Capítulo Vinte e Nove: O Conhecimento da Lógica Oculta
— Está me enganando?
Gao Xin não esperava que Luo Yan fosse declarar, sem rodeios, que seu sangue não tinha efeito algum.
Como isso seria possível?
Quando Luo Yan mencionou que era algo de uso único, ele não se importou tanto; afinal, o Coração em Transformação Número Um prometia efeito de apenas três horas, mas ele ainda conseguia entrar naquele estado sempre que quisesse. Por isso, pensou que o efeito do “Sangue de Luo Yan” talvez tivesse sofrido alguma mutação em seu próprio corpo.
Mas… Luo Yan chegou a dizer que era tudo mentira, que não havia efeito nenhum?
Isso é totalmente absurdo.
— Sem efeito? Mas ontem eu claramente… — Gao Xin demonstrava dúvida no rosto.
Luo Yan suspirou:
— Foi só o efeito placebo!
— Efeito placebo? — Gao Xin não compreendia.
Luo Yan explicou:
— Descobri esse conceito na biblioteca do Pinguim-Imperador, também chamado de efeito do falso remédio.
— Segundo a descrição, trata-se de um fenômeno em que o paciente, mesmo submetido a um tratamento ineficaz, por esperar ou acreditar que o tratamento funciona, acaba tendo alívio dos sintomas.
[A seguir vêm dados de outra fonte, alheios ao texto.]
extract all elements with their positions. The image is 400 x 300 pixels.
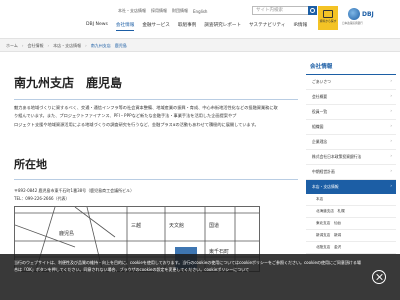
breadcrumb-separator: › — [47, 43, 50, 48]
sidebar-item-philosophy[interactable]: 企業理念 — [306, 135, 396, 150]
sidebar: 会社情報 ごあいさつ 会社概要 役員一覧 組織図 企業理念 株式会社日本政策投資… — [306, 62, 396, 254]
breadcrumb-branches[interactable]: 本店・支店情報 — [53, 43, 81, 49]
nav-item-sustainability[interactable]: サステナビリティ — [249, 22, 285, 31]
close-icon[interactable] — [372, 270, 386, 284]
page-title: 南九州支店 鹿児島 — [14, 76, 123, 90]
utility-link-foundation[interactable]: 財団情報 — [172, 8, 188, 14]
breadcrumb-separator: › — [85, 43, 87, 48]
nav-item-ir[interactable]: IR情報 — [293, 22, 307, 31]
nav-item-company[interactable]: 会社情報 — [115, 22, 135, 31]
map-label: 天文館 — [169, 222, 184, 229]
address: 〒892-0842 鹿児島市東千石町1番38号（鹿児島商工会議所ビル） — [14, 188, 135, 193]
location-heading: 所在地 — [14, 158, 47, 171]
intro-line: ロジェクト支援や地域資源活用による地域づくりの調査研究を行うなど、金融プラスαの… — [14, 121, 259, 127]
utility-link-english[interactable]: English — [193, 9, 207, 14]
sidebar-sub-hokkaido[interactable]: 北海道支店 札幌 — [306, 206, 396, 218]
search-icon[interactable] — [308, 6, 317, 15]
sidebar-item-greeting[interactable]: ごあいさつ — [306, 75, 396, 90]
breadcrumb-separator: › — [21, 43, 24, 48]
map-label: 国道 — [209, 222, 219, 229]
sidebar-item-midterm-plan[interactable]: 中期経営計画 — [306, 165, 396, 180]
nav-item-cases[interactable]: 取組事例 — [178, 22, 196, 31]
logo-subtitle: 日本政策投資銀行 — [342, 22, 363, 25]
sidebar-item-law[interactable]: 株式会社日本政策投資銀行法 — [306, 150, 396, 165]
title-divider — [14, 99, 298, 100]
address-block: 〒892-0842 鹿児島市東千石町1番38号（鹿児島商工会議所ビル） TEL：… — [14, 187, 134, 203]
intro-line: り組んでいます。また、プロジェクトファイナンス、PFI・PPPなど新たな金融手法… — [14, 113, 237, 119]
intro-line: 魅力ある地域づくりに資するべく、交通・通信インフラ等の社会資本整備、地域産業の振… — [14, 105, 278, 110]
main-nav: DBJ News 会社情報 金融サービス 取組事例 調査研究レポート サステナビ… — [86, 22, 307, 31]
intro-text: 魅力ある地域づくりに資するべく、交通・通信インフラ等の社会資本整備、地域産業の振… — [14, 104, 300, 129]
sidebar-item-overview[interactable]: 会社概要 — [306, 90, 396, 105]
sidebar-item-organization[interactable]: 組織図 — [306, 120, 396, 135]
breadcrumb-company[interactable]: 会社情報 — [28, 43, 44, 49]
nav-item-research[interactable]: 調査研究レポート — [204, 22, 241, 31]
search-input[interactable]: サイト内検索 — [252, 6, 310, 15]
utility-link-branches[interactable]: 本社・支店情報 — [118, 8, 146, 14]
nav-item-news[interactable]: DBJ News — [86, 22, 108, 31]
sidebar-heading[interactable]: 会社情報 — [306, 62, 396, 74]
sidebar-item-branches[interactable]: 本店・支店情報 — [306, 180, 396, 194]
breadcrumb-current: 南九州支店 鹿児島 — [90, 43, 127, 48]
breadcrumb-home[interactable]: ホーム — [6, 43, 18, 49]
sidebar-sub-tohoku[interactable]: 東北支店 仙台 — [306, 218, 396, 230]
logo[interactable]: DBJ — [348, 8, 374, 20]
document-icon — [323, 10, 333, 18]
location-divider — [14, 179, 298, 180]
material-search-button[interactable]: 資料から探す — [318, 6, 338, 30]
map-label: 鹿児島 — [59, 230, 74, 237]
sidebar-item-officers[interactable]: 役員一覧 — [306, 105, 396, 120]
sidebar-sub-head-office[interactable]: 本店 — [306, 194, 396, 206]
breadcrumb: ホーム › 会社情報 › 本店・支店情報 › 南九州支店 鹿児島 — [0, 38, 400, 52]
logo-text: DBJ — [362, 10, 374, 18]
map-label: 三越 — [131, 222, 141, 229]
telephone: TEL：099-226-2666（代表） — [14, 196, 70, 201]
sidebar-sub-hokuriku[interactable]: 北陸支店 金沢 — [306, 242, 396, 254]
utility-links: 本社・支店情報 採用情報 財団情報 English — [118, 8, 207, 14]
logo-mark-icon — [348, 8, 360, 20]
sidebar-sub-niigata[interactable]: 新潟支店 新潟 — [306, 230, 396, 242]
cookie-banner: 当行のウェブサイトは、利便性及び品質の維持・向上を目的に、cookieを使用して… — [0, 254, 400, 300]
nav-item-services[interactable]: 金融サービス — [142, 22, 170, 31]
utility-link-careers[interactable]: 採用情報 — [151, 8, 167, 14]
cookie-text: 当行のウェブサイトは、利便性及び品質の維持・向上を目的に、cookieを使用して… — [14, 260, 361, 272]
material-search-label: 資料から探す — [319, 19, 337, 23]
Gao Xin arregalou os olhos, como se tivesse sido atingido por um raio.
Em seguida, agarrou os braços de Luo Yan com tamanha força que as veias saltaram:
— O que você está dizendo!
Seu semblante era ameaçador, como se fosse devorar alguém, ou como se tivesse encontrado um tesouro imenso.
Luo Yan, achando que ele não havia entendido, prosseguiu:
— Em resumo, é enganar o doente dizendo que o remédio funciona, quando na verdade não é nada além de um soro comum. Mesmo assim, acaba surtindo efeito terapêutico.
— Ei, Gao Xin, está me machucando! Calma!
— Eu te enganei porque não havia outra opção. Naquele momento, você não teria como vencer Dashan Beida, e estava num estado de obstinação extrema.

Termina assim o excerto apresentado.